It’s no secret that in the past year, drug makers and distributors have come under heavy attack by the Washington Post, New York Times, CBS’s 60 Minutes, and other media outlets detailing the extent of our nation’s opioid addiction crisis.
More than 400 lawsuits have been filed against various players in the drug supply chain, with litigants hoping to recover the high costs of treating and dealing with the epidemic. Judge Dan Polster of the Northern District of Ohio is trying to resolve the more than 400 federal lawsuits brought by cities, counties and Native American tribes. A lot of money is at stake.
On February 6, 2018, the Healthcare Distribution Alliance (HDA) announced the formation of a collaborative effort between supply chain partners, healthcare, and public health organizations to combat the opioid problem.
In addition to HDA, which provided the initial funding, other members include the Caregiver Action Network (CAN), Mental Health America (MHA), National Alliance of State Pharmacy Associations (NASPA), National Council on Patient Information and Education (NCPIE) and the PA Foundation.
“AAOA has put tools and resources in place to help address the opioid abuse crisis by encouraging safe use, storage and disposal among patients and their families.
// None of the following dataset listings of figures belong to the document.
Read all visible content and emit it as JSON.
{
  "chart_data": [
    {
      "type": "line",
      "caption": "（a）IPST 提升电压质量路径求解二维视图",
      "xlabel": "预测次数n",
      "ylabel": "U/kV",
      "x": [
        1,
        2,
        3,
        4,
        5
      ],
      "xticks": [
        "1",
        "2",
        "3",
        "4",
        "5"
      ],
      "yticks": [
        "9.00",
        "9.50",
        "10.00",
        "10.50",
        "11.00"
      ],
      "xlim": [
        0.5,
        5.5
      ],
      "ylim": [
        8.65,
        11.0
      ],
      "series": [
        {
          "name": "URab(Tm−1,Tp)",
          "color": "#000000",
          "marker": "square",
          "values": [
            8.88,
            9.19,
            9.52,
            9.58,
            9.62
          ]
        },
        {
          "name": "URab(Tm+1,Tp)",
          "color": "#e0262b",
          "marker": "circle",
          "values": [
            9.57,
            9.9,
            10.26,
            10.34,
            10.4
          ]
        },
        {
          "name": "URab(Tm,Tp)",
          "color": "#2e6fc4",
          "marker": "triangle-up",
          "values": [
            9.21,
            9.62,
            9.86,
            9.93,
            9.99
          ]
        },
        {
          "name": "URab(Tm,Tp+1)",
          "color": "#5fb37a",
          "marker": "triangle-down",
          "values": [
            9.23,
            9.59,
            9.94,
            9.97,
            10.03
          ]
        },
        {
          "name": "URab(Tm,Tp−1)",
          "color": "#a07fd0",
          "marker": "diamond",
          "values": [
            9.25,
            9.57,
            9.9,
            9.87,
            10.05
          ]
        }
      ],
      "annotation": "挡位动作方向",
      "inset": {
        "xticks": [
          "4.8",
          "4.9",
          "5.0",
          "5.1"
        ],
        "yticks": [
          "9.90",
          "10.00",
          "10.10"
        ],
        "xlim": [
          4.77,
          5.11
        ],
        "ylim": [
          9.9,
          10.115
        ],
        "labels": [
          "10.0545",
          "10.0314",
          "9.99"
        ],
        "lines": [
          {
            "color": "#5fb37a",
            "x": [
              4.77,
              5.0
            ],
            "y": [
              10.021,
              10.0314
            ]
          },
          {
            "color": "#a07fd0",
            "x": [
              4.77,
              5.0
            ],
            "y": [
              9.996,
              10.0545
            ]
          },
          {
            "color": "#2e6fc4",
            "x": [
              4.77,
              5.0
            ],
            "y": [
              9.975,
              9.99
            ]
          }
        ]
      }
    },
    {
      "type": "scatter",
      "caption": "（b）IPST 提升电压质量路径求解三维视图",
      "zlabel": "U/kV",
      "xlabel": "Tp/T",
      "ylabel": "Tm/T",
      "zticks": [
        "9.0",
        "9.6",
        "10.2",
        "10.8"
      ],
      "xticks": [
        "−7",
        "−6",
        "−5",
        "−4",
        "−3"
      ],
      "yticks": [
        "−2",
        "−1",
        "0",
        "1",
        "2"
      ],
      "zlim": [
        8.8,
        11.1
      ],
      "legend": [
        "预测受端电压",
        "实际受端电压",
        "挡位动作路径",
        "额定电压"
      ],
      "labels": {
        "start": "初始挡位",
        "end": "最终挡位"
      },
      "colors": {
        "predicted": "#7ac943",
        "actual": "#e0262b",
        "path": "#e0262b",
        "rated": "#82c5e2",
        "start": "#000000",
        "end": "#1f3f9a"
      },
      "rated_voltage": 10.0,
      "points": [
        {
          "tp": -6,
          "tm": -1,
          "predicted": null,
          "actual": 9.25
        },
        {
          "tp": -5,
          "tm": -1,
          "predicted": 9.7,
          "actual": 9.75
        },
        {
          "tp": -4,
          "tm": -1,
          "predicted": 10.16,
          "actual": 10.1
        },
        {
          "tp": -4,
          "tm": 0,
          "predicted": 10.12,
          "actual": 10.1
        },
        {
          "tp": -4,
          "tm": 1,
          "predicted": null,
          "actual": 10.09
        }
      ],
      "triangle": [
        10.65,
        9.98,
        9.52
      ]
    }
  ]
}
Additionally, AAOA will convene discussions with community partners to create awareness, share information, foster new approaches and ultimately reduce prescription opioid abuse and misuse,” said HDA in a press release.
“It starts with education,” said John M. Gray, President and CEO, HDA. “By combining our voices and leveraging our networks, together we can help reduce the misuse, overuse and abuse of prescription opioids.
“Our industry recognizes there isn’t one simple solution that will address the opioid abuse epidemic. That is why we are bringing together a diverse set of partners that are strongly committed to educating, raising awareness and implementing solutions to ensure patients know how to safely and properly access, use and dispose opioids. Through AAOA, we will create and distribute educational materials that are tailored for each unique part of the healthcare community — from patients and caregivers, to pharmacists to prescribers.”
Post-surgical middle-age women are most vulnerable to opioid abuse
According to Doug Long, VP of Industry Relations for IQVIA, women ages 40-59 are prescribed more opioids than any other age group and receive twice the number of opioid prescription as their male counterpoints. Long shared these findings at the Healthcare Distribution Alliance (HDA) conference in Austin, TX March 4-7, 2018.
Surgery is the gateway for potential misuse of opioids. Colectomy (full or partial removal of the large intestine) and knee replacement surgery put patients most at risk for becoming persistent opioid users.
Gen X women (ages 35-44) undergoing knee replacement surgery had the highest rate of opioid use.
In addition, Long told the audience that highest rate of opioid prescriptions are concentrated in rural areas, primarily in the South.